Ankara Veteriner Hekimleri Odası Başkanı Ahmet Baydın, başta Kırım Kongo Kanamalı Ateşi (KKKA) olmak üzere zoonotik (hayvanlardan insanlara bulaşan) hastalıklara karşı kamuoyunu uyararak, özellikle hayvancılıkla uğraşan vatandaşlar ve doğada zaman geçiren bireyler için alınması gereken önlemlerin hayati önem taşıdığını vurguladı.
Türkiye’nin Riskli Coğrafyası ve Kene Kaynaklı Tehditler
Dünya genelinde bilinen yaklaşık 900 kene türünün önemli bir kısmına ev sahipliği yapan Türkiye, iklimsel ve coğrafi çeşitliliği nedeniyle kenelerin yılın büyük bölümünde aktif kalabildiği riskli bir coğrafyadır. Bu durum, halk sağlığını tehdit eden ciddi hastalıkların yayılması için elverişli bir ortam yaratmaktadır.
Keneler, başta Kırım Kongo Kanamalı Ateşi (KKKA) olmak üzere Lyme, Tularemi, Babesiosis, Anaplazmoz ve Ehrlichiosis gibi birçok tehlikeli hastalığın taşıyıcısıdır.
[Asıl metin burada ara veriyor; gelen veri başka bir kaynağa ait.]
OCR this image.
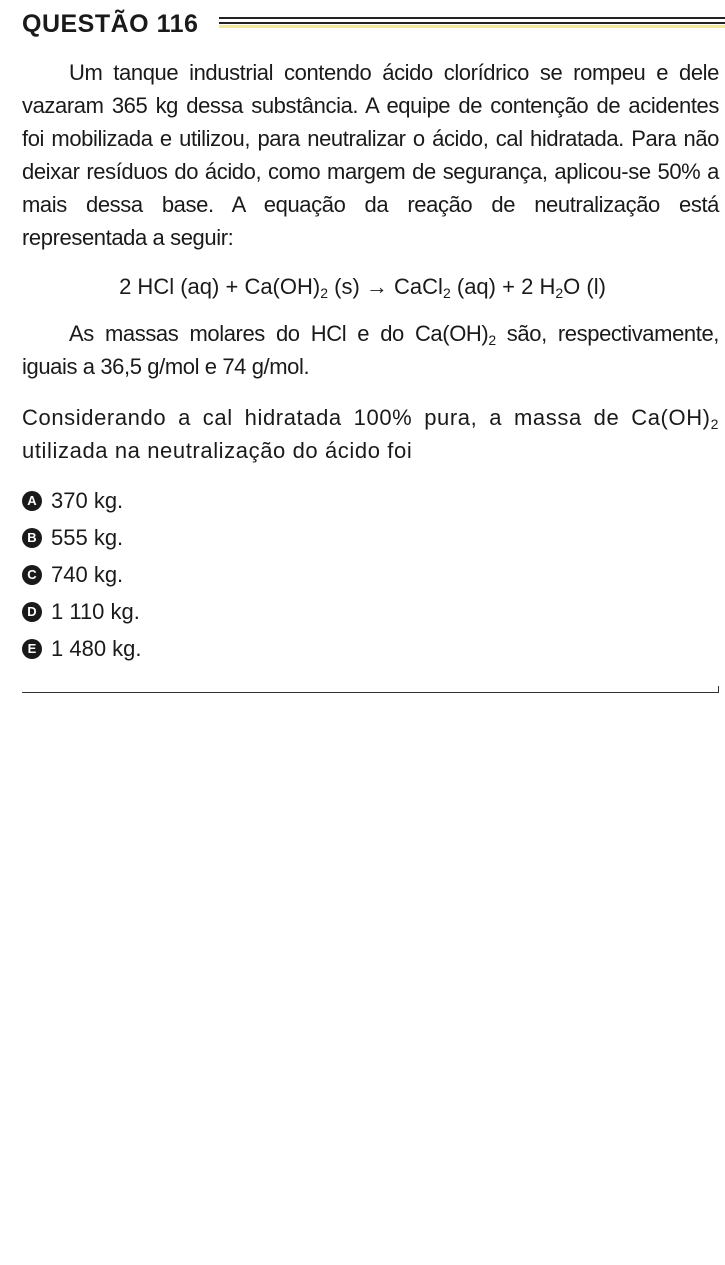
QUESTÃO 116
Um tanque industrial contendo ácido clorídrico se rompeu e dele vazaram 365 kg dessa substância. A equipe de contenção de acidentes foi mobilizada e utilizou, para neutralizar o ácido, cal hidratada. Para não deixar resíduos do ácido, como margem de segurança, aplicou-se 50% a mais dessa base. A equação da reação de neutralização está representada a seguir:
2 HCl $(aq) + Ca(OH)_2$ (s) → CaCl$_2$ (aq) + 2 $H_2O$ (l)
As massas molares do HCl e do $Ca(OH)_2$ são, respectivamente, iguais a 36,5 g/mol e 74 g/mol.
Considerando a cal hidratada 100% pura, a massa de $Ca(OH)_2$ utilizada na neutralização do ácido foi
A 370 kg.
B 555 kg.
C 740 kg.
D 1 110 kg.
E 1 480 kg.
Özellikle Tokat, Sivas, Çorum, Yozgat, Erzincan ve Gümüşhane gibi iller, riskin en yoğun olduğu bölgeler arasında yer almaktadır.
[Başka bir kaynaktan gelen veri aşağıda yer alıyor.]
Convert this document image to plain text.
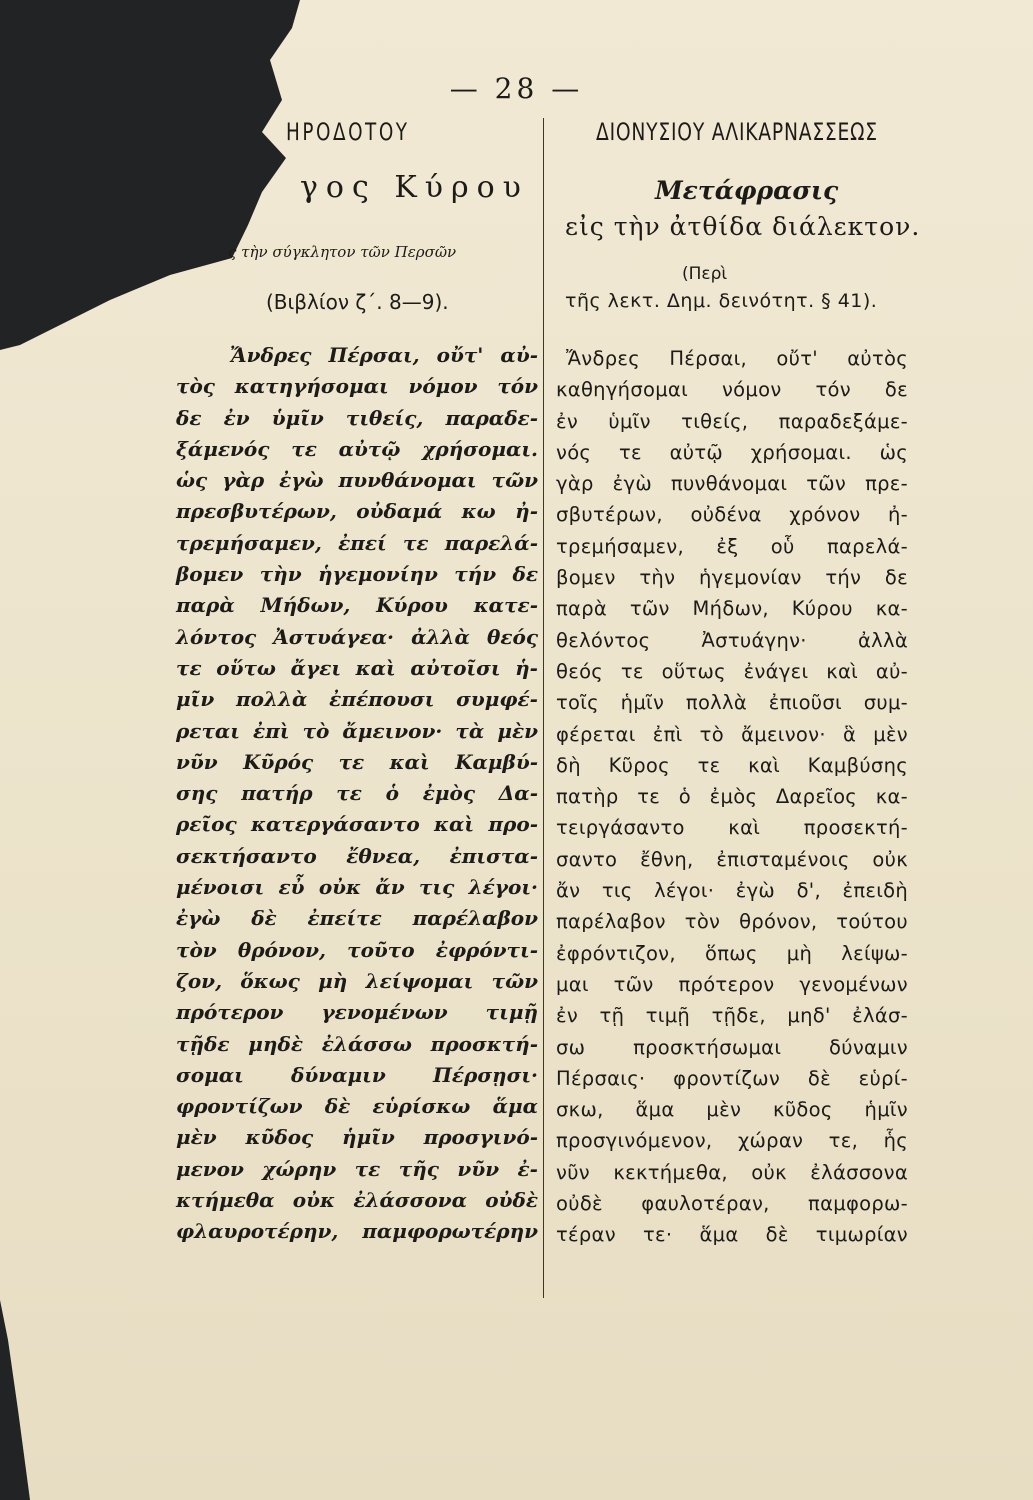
— 28 —
ΗΡΟΔΟΤΟΥ
γος Κύρου
ς τὴν σύγκλητον τῶν Περσῶν
(Βιβλίον ζ΄. 8—9).
Ἄνδρες Πέρσαι, οὔτ' αὐ-
τὸς κατηγήσομαι νόμον τόν
δε ἐν ὑμῖν τιθείς, παραδε-
ξάμενός τε αὐτῷ χρήσομαι.
ὡς γὰρ ἐγὼ πυνθάνομαι τῶν
πρεσβυτέρων, οὐδαμά κω ἠ-
τρεμήσαμεν, ἐπεί τε παρελά-
βομεν τὴν ἡγεμονίην τήν δε
παρὰ Μήδων, Κύρου κατε-
λόντος Ἀστυάγεα· ἀλλὰ θεός
τε οὕτω ἄγει καὶ αὐτοῖσι ἡ-
μῖν πολλὰ ἐπέπουσι συμφέ-
ρεται ἐπὶ τὸ ἄμεινον· τὰ μὲν
νῦν Κῦρός τε καὶ Καμβύ-
σης πατήρ τε ὁ ἐμὸς Δα-
ρεῖος κατεργάσαντο καὶ προ-
σεκτήσαντο ἔθνεα, ἐπιστα-
μένοισι εὖ οὐκ ἄν τις λέγοι·
ἐγὼ δὲ ἐπείτε παρέλαβον
τὸν θρόνον, τοῦτο ἐφρόντι-
ζον, ὅκως μὴ λείψομαι τῶν
πρότερον γενομένων τιμῇ
τῇδε μηδὲ ἐλάσσω προσκτή-
σομαι δύναμιν Πέρσῃσι·
φροντίζων δὲ εὑρίσκω ἅμα
μὲν κῦδος ἡμῖν προσγινό-
μενον χώρην τε τῆς νῦν ἐ-
κτήμεθα οὐκ ἐλάσσονα οὐδὲ
φλαυροτέρην, παμφορωτέρην
ΔΙΟΝΥΣΙΟΥ ΑΛΙΚΑΡΝΑΣΣΕΩΣ
Μετάφρασις
εἰς τὴν ἀτθίδα διάλεκτον.
(Περὶ
τῆς λεκτ. Δημ. δεινότητ. § 41).
Ἄνδρες Πέρσαι, οὔτ' αὐτὸς
καθηγήσομαι νόμον τόν δε
ἐν ὑμῖν τιθείς, παραδεξάμε-
νός τε αὐτῷ χρήσομαι. ὡς
γὰρ ἐγὼ πυνθάνομαι τῶν πρε-
σβυτέρων, οὐδένα χρόνον ἠ-
τρεμήσαμεν, ἐξ οὗ παρελά-
βομεν τὴν ἡγεμονίαν τήν δε
παρὰ τῶν Μήδων, Κύρου κα-
θελόντος Ἀστυάγην· ἀλλὰ
θεός τε οὕτως ἐνάγει καὶ αὐ-
τοῖς ἡμῖν πολλὰ ἐπιοῦσι συμ-
φέρεται ἐπὶ τὸ ἄμεινον· ἃ μὲν
δὴ Κῦρος τε καὶ Καμβύσης
πατὴρ τε ὁ ἐμὸς Δαρεῖος κα-
τειργάσαντο καὶ προσεκτή-
σαντο ἔθνη, ἐπισταμένοις οὐκ
ἄν τις λέγοι· ἐγὼ δ', ἐπειδὴ
παρέλαβον τὸν θρόνον, τούτου
ἐφρόντιζον, ὅπως μὴ λείψω-
μαι τῶν πρότερον γενομένων
ἐν τῇ τιμῇ τῇδε, μηδ' ἐλάσ-
σω προσκτήσωμαι δύναμιν
Πέρσαις· φροντίζων δὲ εὑρί-
σκω, ἅμα μὲν κῦδος ἡμῖν
προσγινόμενον, χώραν τε, ἧς
νῦν κεκτήμεθα, οὐκ ἐλάσσονα
οὐδὲ φαυλοτέραν, παμφορω-
τέραν τε· ἅμα δὲ τιμωρίαν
Ankara Veteriner Hekimleri Odası Başkanı Ahmet Baydın, “Bu hastalıkların pek çoğu, enfekte hayvanlar veya bireylerle temas etmiş Ixodes ve Hyalomma gibi kene türleri tarafından taşınmaktadır. Kene vücuda tutunduğunda salgıladığı sıvılarla bu patojenleri konakçısına bulaştırabilir,” diyerek tehlikenin boyutuna dikkat çekti.
KKKA: Kimler Risk Altında ve Belirtileri Nelerdir?
Kırım Kongo Kanamalı Ateşi hastalığı, belirli gruplar için daha büyük bir tehdit oluşturmaktadır. Endemik bölgelerde yaşayan veya bu bölgeleri ziyaret eden kişiler doğrudan risk altındadır. Bununla birlikte, tarım ve hayvancılıkla uğraşan çiftçiler, büyükbaş ve küçükbaş hayvanlarla yakın temasta bulunanlar, kasaplar, mezbaha çalışanları, veteriner hekimler ve hayvan sağlığı personelleri de meslekleri gereği yüksek risk grubunda yer alır.
Hastalık, genellikle kene temasından sonraki 1-3 gün içinde aniden ortaya çıkan belirtilerle başlar. Ateş, üşüme, titreme, baş ağrısı ve yaygın kas ağrıları ilk ve en sık görülen şikayetlerdir. Hastalığın ilerleyen dönemlerinde bu bulgular artarak daha ciddi etkilerde görülmektedir. Kene ile temas sonrası belirtilerden herhangi biri görülürse, en yakın sağlık kuruluşuna başvurmak tanı ve tedavi için hayati önem taşır.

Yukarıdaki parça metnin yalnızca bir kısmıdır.